The word “reciprocity” originated in the middle of the 18th century, from the Latin word meaning “moving backward and forward.”[i] It is defined in the Oxford English Dictionary as “The practice of exchanging things with others for mutual benefit.”[ii]
Reciprocity is a frequently-used term when referring to the relationship between the sexes. Many theologians, in particular, pair it with the word “asymmetrical,” so today we will look at these two words together.
Human beings like to have reciprocal relationships. With our relatives, friends, and particularly spouses, we do not like to feel as if one person does all the “giving” and the other all the “receiving,” (or, more cynically, the “taking”). We want to experience our relationships as balanced—even if our idea of balance does not match up with that of other people or society at large. Reciprocity means, in relationships, that there is a giving and a giving-back in love. As the actor in Made for Each Other says, marriage is not 50-50, it’s 100-100. But imagine if one spouse, Jack, feels they are giving 100% in the relationship, and the other, Jill, suspects that Jack is really only giving 75% of his effort into it, holding back on X, Y or Z. Trouble is bound to follow.
When I was in high school, I remember getting frustrated with my parents’ relationship, in which, from my perspective, my mom “did everything.” According to my enlightened (i.e., teenaged) mind, their relationship lacked reciprocity. Years later, I found out that my parents did not see it that way. My mom’s doing the chores was her way of showing love (acts of service), which is not the same as my dad’s.[iii] This is a reminder that reciprocity in a relationship cannot be measured from the outside.

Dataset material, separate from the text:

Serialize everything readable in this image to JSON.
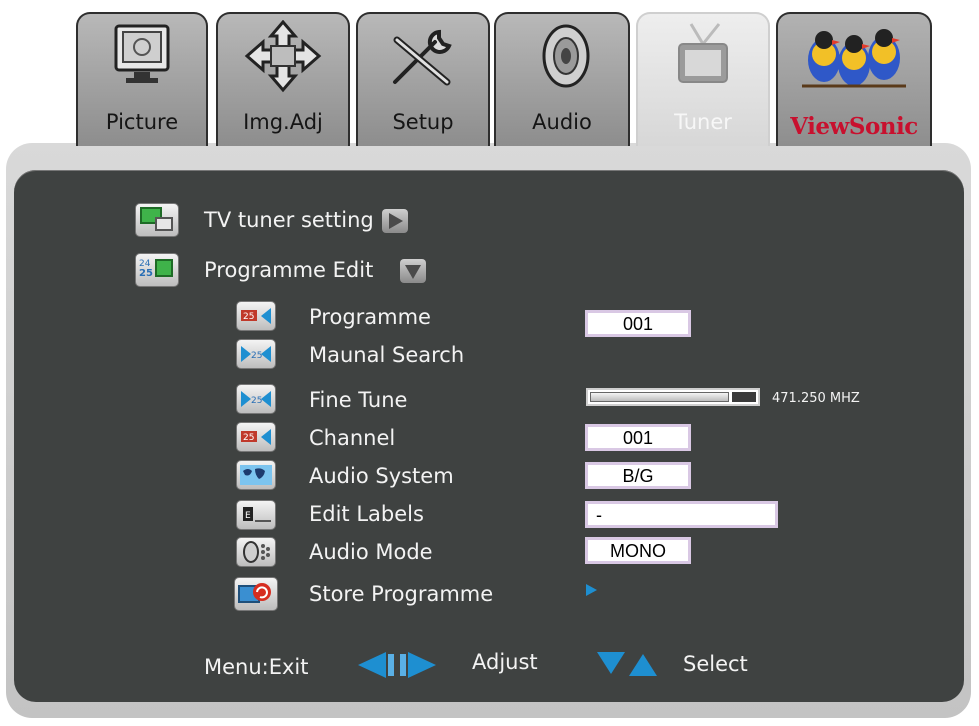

Add “asymmetrical” to “reciprocity” and you have a closer approximation of the love of God. He always gives first. Our relationship with Him is always asymmetrical in that way. When we give to God, it is in response to Him who loved us first—“In this is love: not that we have loved God, but that he loved us and sent his Son as expiation for our sins” (1 John 4:10).
Marriage is also asymmetrical in a number of ways, many of which are based on sexual difference. The most obvious example is that of childbearing. It is indisputable that the woman gives more of herself to the infant for the nine months of gestation and a certain length of time after birth than the man does. This is not “fair” or “equal”; it may not even seem “complementary” since there is not really a parallel for the man. But it can (and must) be integrated into a relationship of reciprocity, albeit “asymmetrical”. A husband can certainly respond to the needs of his wife, especially after having a child, by supporting and encouraging her in any number of ways. Meanwhile, a man may be able give more of himself in some other way. For example, traditionally it is the man who kneels down to ask a woman to marry him; in this way he is imaging an “asymmetrical” type of love, a love that takes the first step and places itself at the service of the other. Marriage is full of little imbalances which, paradoxically, result in true balance.
[i] “Reciprocity.” Oxford Dictionaries. http://www.oxforddictionaries.com/us/definition/american_english/reciprocity (accessed February 23, 2016).
[iii] If you’ve never heard of the 5 love languages, check out Gary Chapman’s book, The Five Love Languages.